Sementara, beberapa dalang yang menggelar pertunjukan untuk melayani "tanggapan" (j0b), melakukan improvisasi estetik dengan memasukkan kesenian, seperti campursari atau dangdut, sebagai pelengkap yang bertujuan untuk membuat betah penonton. Pionernya adalah Ki Manteb Sudarsono (alm) yang kemudian banyak ditiru oleh para dalang, baik di wilayah Jawa Tengah maupun Jawa Timur. 

Beberapa dalang, seperti Ki Enthus Susmono (alm), juga membuat 'lompatan yang mengejutkan' dengan cara mendesakralisasi keadiluhungan dan kelemahlembutan dalam tuturan wayang melalui penggunaan tuturan yang dicampur bahasa kasar, bahkan tidak jarang berasosiasi erotis. 

Keberanian dalang melakukan improvisasi pertunjukan, memang bukan semata-mata sebagai peristiwa estetik. Lebih dari itu, improvisasi tersebut berkorelasi dengan persoalan budaya yang lebih besar dalam konteks masyarakat yang sedang bergerak di ruang antara: menatap modernitas-global sembari meyakini budaya tradisional sebagai pengaruh dari perkembangan industri budaya di tengah-tengah masyarakat. 

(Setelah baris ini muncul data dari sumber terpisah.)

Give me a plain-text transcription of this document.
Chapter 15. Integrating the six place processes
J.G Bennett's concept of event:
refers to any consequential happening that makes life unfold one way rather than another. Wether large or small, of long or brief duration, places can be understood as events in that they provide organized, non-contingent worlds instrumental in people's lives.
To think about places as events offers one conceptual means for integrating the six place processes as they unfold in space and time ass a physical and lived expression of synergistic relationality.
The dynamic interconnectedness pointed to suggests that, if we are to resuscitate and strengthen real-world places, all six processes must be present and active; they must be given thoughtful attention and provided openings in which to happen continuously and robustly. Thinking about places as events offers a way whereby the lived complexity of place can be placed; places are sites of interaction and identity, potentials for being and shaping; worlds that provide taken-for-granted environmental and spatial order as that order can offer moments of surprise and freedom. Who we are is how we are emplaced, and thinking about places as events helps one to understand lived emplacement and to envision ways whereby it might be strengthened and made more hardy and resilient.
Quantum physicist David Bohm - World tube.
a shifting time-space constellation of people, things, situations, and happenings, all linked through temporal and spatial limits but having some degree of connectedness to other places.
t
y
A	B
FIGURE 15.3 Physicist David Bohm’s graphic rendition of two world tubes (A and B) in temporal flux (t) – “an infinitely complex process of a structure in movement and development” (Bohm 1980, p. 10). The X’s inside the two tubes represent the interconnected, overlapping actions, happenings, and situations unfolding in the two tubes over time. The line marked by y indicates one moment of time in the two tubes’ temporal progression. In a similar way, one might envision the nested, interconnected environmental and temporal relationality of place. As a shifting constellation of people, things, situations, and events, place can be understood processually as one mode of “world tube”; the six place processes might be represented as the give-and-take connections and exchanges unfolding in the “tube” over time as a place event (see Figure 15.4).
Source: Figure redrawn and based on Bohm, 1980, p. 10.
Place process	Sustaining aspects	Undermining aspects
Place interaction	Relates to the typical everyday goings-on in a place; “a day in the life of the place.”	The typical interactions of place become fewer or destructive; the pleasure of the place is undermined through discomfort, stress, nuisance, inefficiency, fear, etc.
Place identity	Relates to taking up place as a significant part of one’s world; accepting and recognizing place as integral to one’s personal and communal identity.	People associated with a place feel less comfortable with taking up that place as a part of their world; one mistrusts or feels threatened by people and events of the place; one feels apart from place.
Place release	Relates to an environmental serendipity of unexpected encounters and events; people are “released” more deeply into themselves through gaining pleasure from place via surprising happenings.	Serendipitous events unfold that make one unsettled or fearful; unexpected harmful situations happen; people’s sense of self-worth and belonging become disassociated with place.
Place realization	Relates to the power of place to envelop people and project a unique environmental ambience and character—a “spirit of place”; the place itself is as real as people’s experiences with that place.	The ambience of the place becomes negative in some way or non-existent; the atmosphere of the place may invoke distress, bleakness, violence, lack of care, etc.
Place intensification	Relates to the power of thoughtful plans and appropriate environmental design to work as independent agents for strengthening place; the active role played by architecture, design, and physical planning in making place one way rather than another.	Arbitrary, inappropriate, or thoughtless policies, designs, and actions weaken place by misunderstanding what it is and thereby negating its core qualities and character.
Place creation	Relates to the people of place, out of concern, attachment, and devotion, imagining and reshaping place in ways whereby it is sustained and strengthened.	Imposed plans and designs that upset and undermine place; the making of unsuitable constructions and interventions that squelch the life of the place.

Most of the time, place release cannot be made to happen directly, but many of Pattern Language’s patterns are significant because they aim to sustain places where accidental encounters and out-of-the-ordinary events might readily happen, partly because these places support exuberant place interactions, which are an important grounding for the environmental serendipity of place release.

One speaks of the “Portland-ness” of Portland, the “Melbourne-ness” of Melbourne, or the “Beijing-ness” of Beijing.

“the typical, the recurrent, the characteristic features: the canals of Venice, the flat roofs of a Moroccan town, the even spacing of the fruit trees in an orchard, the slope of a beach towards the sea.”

Para dalang jelas membutuhkan biaya untuk menggelar pertunjukan sehingga mereka dituntut untuk melakukan perombakan terhadap pakem dan cerita, meskipun tidak secara total, demi terus memperbarui kemenarikan wayang di mata masyarakat yang sedang bergeser orientasi dan selera kulturalnya. 

Tidak perlu tergesa-gesa berbicara pelestarian tradisi karena bagi para dalang yang pertama-tama diperhatikan adalah kesediaan masyarakat untuk nanggap sehingga mereka perlu menghadirkan tontonan yang menarik. Di samping itu, keberanian melakukan improvisasi juga bisa menandakan adanya gerakan untuk mengganggu kemapanan dan keadilihungan pakem dan cerita yang diwacanakan oleh pihak keraton dan kolonial pada masa lampau. 

Apakah dengan demikian hal itu bisa dikatakan sebagai resistensi? Iya, dalam konteks memunculkan gangguan terhadap konsensus estetik dan moralitas wayang yang sudah terlanjur menjadi hegemoni bagi kesadaran kultural masyarakat Jawa. 

Dari perspektif tradisionalisme yang selalu membayangkan adanya keadiluhungan di balik pakem dan cerita wayang, improvisasi para dalang tersebut mengacaukan estetika yang selama ini berusaha dilestarikan. Namun, apa yang bisa dilakukan para dalang ketika modernitas sudah menjadi praktik baru bagi masyarakat? 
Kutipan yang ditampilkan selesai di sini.